È uscita oggi, su "Il Giornale di Vicenza", la prima recensione al mio Le vie del ritorno, scritta da Fabio Giaretta. Eccola.
Con la nascita e con il conseguente allontanamento dal grembo materno, da “quell’Inizio che è principio stabile e protetto, ma già da sempre perduto”, l'uomo sperimenta la dimensione dell'esilio e della finitudine in quanto essere mortale. Si sente spaesato e questo lo spinge a cercare incessantemente una comunione con il “centro del mondo” inteso come terra abitabile “in cui situarsi se non altro da nomade, da viandante” e in cui ricercare la pienezza del senso. Partendo da queste considerazioni, Stefano Guglielmin, nel suo ultimo saggio intitolato Le vie del ritorno (Moretti&Vitali, pagg. 135) indaga come questi temi, che il poeta e critico scledense chiama “tensioni aurorali della caducità”, ossia esilio e morte, vengano sviluppati in due generi letterari opposti, il comico e il tragico, e in tre autori dell’illuminismo francese quali Diderot, Voltaire e Rousseau.
Per quanto riguarda il genere comico, Guglielmin compie una scelta controcorrente: decide cioè di mettere al centro della sua analisi le “Rime” di Cecco Angiolieri con l’intento di smontare la visione di Pirandello che considerava i versi del poeta senese delle facezie prive di profondità e drammatizzazione. I versi dell’Angiolieri, invece, mostrano una profonda tensione drammatica legata per l’appunto al tema della caducità declinato sotto forma di un duplice esilio: dalla società e da Becchina, la donna amata dal poeta. A livello sociale, Cecco cerca accoglienza e riconoscimento tra gli uomini subalterni al potere e/o in conflitto con esso, in nome di una marginalità che diventa condivisione e da qui, dalla necessità cioè di essere accettato, nasce la volontà di usare il registro del comico. Becchina, invece, si pone come unica fonte di gioia, madre terribile che potrebbe salvarlo dall'esilio e che invece, con il suo rifiuto, lo getta in un immedicabile stato di mancanza.

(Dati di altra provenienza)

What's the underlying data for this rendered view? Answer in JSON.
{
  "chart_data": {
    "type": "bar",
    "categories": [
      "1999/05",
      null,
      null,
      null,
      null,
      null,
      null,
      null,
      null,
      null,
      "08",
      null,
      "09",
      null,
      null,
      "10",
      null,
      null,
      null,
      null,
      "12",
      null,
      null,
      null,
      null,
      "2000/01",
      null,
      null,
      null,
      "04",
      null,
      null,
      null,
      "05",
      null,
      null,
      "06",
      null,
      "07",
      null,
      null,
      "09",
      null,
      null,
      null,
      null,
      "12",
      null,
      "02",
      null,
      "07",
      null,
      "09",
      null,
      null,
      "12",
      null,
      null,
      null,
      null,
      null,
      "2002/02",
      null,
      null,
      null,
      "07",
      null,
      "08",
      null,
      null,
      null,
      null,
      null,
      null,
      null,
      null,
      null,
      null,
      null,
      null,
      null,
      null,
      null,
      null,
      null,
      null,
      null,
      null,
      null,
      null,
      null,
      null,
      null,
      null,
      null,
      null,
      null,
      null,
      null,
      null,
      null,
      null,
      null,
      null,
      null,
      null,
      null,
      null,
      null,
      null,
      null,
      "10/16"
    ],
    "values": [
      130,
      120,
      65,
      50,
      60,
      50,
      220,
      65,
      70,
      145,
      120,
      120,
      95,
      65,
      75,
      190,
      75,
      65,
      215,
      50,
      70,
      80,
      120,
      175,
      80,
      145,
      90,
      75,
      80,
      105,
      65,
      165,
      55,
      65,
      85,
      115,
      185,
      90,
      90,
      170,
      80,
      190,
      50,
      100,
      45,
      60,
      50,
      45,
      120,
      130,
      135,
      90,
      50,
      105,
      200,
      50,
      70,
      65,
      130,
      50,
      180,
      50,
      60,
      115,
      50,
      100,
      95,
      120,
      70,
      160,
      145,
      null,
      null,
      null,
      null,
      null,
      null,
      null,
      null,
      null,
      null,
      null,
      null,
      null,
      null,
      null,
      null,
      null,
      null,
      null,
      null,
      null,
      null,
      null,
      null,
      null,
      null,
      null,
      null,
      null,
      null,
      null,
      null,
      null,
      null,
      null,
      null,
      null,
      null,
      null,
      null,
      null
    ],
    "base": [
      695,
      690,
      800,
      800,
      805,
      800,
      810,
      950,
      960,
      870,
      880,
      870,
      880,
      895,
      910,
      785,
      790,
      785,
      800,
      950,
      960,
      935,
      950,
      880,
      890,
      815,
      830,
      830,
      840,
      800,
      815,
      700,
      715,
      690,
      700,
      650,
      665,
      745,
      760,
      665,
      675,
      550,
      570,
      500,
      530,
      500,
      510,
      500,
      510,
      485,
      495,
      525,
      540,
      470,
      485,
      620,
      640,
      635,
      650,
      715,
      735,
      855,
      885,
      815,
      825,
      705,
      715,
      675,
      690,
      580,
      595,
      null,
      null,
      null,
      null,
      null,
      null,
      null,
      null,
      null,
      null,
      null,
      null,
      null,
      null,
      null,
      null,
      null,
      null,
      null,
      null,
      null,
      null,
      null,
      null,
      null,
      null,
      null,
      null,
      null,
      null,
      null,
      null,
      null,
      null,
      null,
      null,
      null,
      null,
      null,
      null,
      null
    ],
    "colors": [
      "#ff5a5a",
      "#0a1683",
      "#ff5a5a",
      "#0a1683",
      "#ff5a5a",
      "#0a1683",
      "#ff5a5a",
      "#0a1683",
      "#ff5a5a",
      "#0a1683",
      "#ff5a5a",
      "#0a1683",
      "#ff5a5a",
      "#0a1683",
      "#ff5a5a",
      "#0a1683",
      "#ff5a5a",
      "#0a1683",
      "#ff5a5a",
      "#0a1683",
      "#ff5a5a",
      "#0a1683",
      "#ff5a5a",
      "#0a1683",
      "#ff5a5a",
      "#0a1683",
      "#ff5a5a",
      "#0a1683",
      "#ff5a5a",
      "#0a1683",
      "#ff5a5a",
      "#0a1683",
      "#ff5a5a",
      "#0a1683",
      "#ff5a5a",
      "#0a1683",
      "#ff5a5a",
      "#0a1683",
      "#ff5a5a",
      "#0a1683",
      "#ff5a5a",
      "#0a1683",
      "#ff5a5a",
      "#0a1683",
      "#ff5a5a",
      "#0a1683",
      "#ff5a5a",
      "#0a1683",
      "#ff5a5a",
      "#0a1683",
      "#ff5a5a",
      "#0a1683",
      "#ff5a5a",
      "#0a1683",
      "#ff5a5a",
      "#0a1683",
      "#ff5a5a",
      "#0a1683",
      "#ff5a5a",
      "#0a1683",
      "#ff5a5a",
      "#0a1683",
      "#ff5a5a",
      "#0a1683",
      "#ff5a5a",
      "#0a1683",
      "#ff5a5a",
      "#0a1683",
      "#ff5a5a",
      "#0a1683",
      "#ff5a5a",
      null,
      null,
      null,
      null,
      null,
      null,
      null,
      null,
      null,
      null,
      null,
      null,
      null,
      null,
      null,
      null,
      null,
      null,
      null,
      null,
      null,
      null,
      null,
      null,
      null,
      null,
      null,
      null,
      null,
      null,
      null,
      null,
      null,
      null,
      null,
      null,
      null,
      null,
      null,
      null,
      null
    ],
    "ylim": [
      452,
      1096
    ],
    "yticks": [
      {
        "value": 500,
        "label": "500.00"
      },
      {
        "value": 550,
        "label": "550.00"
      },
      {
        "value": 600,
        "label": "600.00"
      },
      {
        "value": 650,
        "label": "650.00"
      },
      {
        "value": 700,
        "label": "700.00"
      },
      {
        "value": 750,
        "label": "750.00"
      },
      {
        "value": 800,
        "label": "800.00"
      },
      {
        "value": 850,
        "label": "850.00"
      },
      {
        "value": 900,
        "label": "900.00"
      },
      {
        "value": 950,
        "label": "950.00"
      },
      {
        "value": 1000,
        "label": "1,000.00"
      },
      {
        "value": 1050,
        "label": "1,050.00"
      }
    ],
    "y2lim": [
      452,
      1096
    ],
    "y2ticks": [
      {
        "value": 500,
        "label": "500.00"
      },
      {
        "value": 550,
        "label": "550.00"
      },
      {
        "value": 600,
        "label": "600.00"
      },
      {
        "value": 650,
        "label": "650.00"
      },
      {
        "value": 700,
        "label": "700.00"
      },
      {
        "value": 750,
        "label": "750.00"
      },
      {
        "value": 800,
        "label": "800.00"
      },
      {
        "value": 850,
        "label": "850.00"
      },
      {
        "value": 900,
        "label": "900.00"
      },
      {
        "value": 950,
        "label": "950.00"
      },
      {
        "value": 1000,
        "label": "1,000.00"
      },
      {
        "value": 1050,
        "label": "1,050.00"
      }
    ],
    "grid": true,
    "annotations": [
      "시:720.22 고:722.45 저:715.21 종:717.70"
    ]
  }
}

Per quanto riguarda il genere tragico, Guglielmin si sofferma su “L’Orestea” di Eschilo in cui il tema della caducità si manifesta sia in chiave individuale, in quanto tutti i singoli personaggi, soprattutto Agamennone, Clitemestra e Oreste, sono degli esiliati nel senso già specificato, sia in chiave sociale. In questa seconda accezione, “L'Orestea” permette di fare i conti con il momento della nascita della società e di dare una forma simbolica al suo inizio-esilio che nasconde sempre l’indicibile violenza da cui la civiltà proviene. In questo modo la comunità può guardare in faccia la condizione ferina, fatta di sangue e violenza, insita nella sua nascita e legata ad uno stato di natura, ergendola a monito di una nuova infanzia - lo stato di diritto - frutto questa volta dell'unione della sapienza umana e della sapienza divina.

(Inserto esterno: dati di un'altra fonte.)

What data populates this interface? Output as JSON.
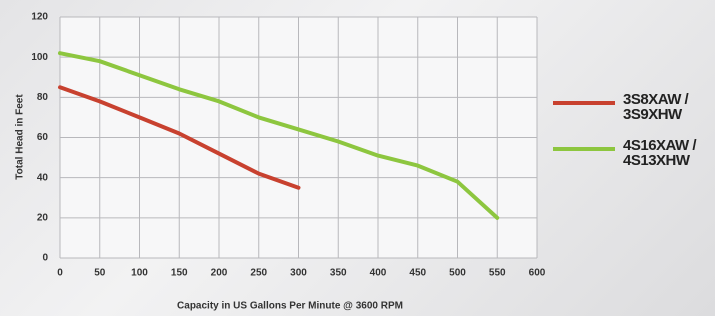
{
  "chart_data": {
    "type": "line",
    "x_label": "Capacity in US Gallons Per Minute @ 3600 RPM",
    "y_label": "Total Head in Feet",
    "xlim": [
      0,
      600
    ],
    "xticks": [
      0,
      50,
      100,
      150,
      200,
      250,
      300,
      350,
      400,
      450,
      500,
      550,
      600
    ],
    "ylim": [
      0,
      120
    ],
    "yticks": [
      0,
      20,
      40,
      60,
      80,
      100,
      120
    ],
    "grid": true,
    "series": [
      {
        "name": "3S8XAW / 3S9XHW",
        "color": "#c8412f",
        "x": [
          0,
          50,
          100,
          150,
          200,
          250,
          300
        ],
        "values": [
          85,
          78,
          70,
          62,
          52,
          42,
          35
        ]
      },
      {
        "name": "4S16XAW / 4S13XHW",
        "color": "#8dc63f",
        "x": [
          0,
          50,
          100,
          150,
          200,
          250,
          300,
          350,
          400,
          450,
          500,
          550
        ],
        "values": [
          102,
          98,
          91,
          84,
          78,
          70,
          64,
          58,
          51,
          46,
          38,
          20
        ]
      }
    ]
  }
}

La seconda parte del libro, invece, si concentra sul tema dell'altrove analizzato in Diderot, Rousseau e Voltaire. Altrove inteso come altra possibile via attraverso la quale rifondare una nuova nascita, caratterizzata da una pienezza individuale e sociale, da una verità insomma che scaturisce dal confronto con l’irrazionale e le culture dell’oriente, oltre che dall’istinto e dell’esperienza del corpo nello spazio. Secondo Guglielmin, infatti, “la verità illuminista non nasce né da un concetto astratto né dalla rivelazione divina; è invece l’incontro di forze molteplici e incontrollabili, che convergono verso un centro mai definibile a priori che spetta alla parola tenere nell’aperto del dialogo politico, là dove le scelte hanno luogo”.
In questo saggio molto denso e acuto, Guglielmin, facendo interagire differenti saperi, da quello filosofico e psicoanalitico a quello antropologico, dalla storia delle religioni alla critica letteraria, e usando il tema della caducità come grimaldello, ci offre un importante e originale contributo capace di aprire nuove prospettive critiche all’analisi delle opere e degli autori trattati.